Par ailleurs, le transport de carburant (pétrole, charbon et gaz) et de matières premières par l’industrie représente 20 % des émissions du secteur maritime au sein de l’UE. La moitié des porte-conteneurs européens a émis 22 millions de tonnes en plus en raison de l’écart de performance environnementale entre les opérations en mer et les normes de conception des bateaux.

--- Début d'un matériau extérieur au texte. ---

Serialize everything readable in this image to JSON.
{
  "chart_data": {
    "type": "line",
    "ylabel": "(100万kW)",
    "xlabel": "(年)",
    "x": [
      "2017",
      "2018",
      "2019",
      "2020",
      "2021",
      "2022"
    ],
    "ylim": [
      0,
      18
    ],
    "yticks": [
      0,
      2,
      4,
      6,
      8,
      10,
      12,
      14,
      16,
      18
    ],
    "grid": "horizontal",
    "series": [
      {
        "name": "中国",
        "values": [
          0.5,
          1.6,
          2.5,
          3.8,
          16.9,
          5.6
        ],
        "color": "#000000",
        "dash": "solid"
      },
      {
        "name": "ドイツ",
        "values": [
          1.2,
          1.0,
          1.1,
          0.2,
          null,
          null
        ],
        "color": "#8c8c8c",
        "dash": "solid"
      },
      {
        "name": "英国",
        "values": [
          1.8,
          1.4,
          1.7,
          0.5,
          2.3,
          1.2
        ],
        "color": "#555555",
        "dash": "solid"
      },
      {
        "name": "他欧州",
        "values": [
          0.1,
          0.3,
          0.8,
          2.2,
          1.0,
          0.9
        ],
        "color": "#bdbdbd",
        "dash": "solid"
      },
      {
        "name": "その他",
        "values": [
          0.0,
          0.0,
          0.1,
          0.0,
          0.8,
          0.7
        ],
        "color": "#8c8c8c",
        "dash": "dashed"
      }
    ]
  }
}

Le transport maritime nage à contre-courant en matière de lutte contre le réchauffement climatique en raison de plusieurs incohérences réglementaires. En effet, bien que l’UE accorde à ce secteur 24 milliards d’euros d’avantages fiscaux par an pour les combustibles fossiles, elle ne l’a toujours pas inclus dans le système d’échange de quotas d’émission (SCEQE), sur la base duquel les entreprises hautement polluantes ne doivent pas dépasser certaines limites de CO2. Ces dernières ont deux manières de respecter le seuil maximum autorisé : soit elles réduisent leurs émissions excédentaires en investissant dans des technologies et des énergies plus propres, soit elles les compensent en achetant des crédits (ou des droits à polluer) correspondant aux quantités de CO2 que d’autres entreprises ont réussi à réduire. Or, en l’état actuel des choses, les compagnies maritimes européennes ne sont tenues d’adopter aucune des deux options. Elles peuvent donc continuer à polluer gratuitement et n’ont aucun intérêt à se tourner vers des carburants et des moteurs écologiques.
Pendant plus de 20 ans, l’UE a tenté en vain de soumettre ces entreprises au SCEQE en négociant, au sein de l’Organisation maritime internationale, la mise en œuvre d’un système similaire applicable dans le monde entier, afin d’éviter que ses propres compagnies ne soient pénalisées face à la concurrence étrangère. Le Protocole de Kyoto sur le changement climatique, signé en 1997, exigeait même de trouver une solution pour le transport maritime. Un accord sur un plan global d’action a été trouvé en 2018 mais n’a encore été suivi d’aucune initiative concrète en la matière. La nouvelle présidente de la Commission européenne, Ursula von der Leyen, a annoncé vouloir y remédier. Tout reste encore à prouver.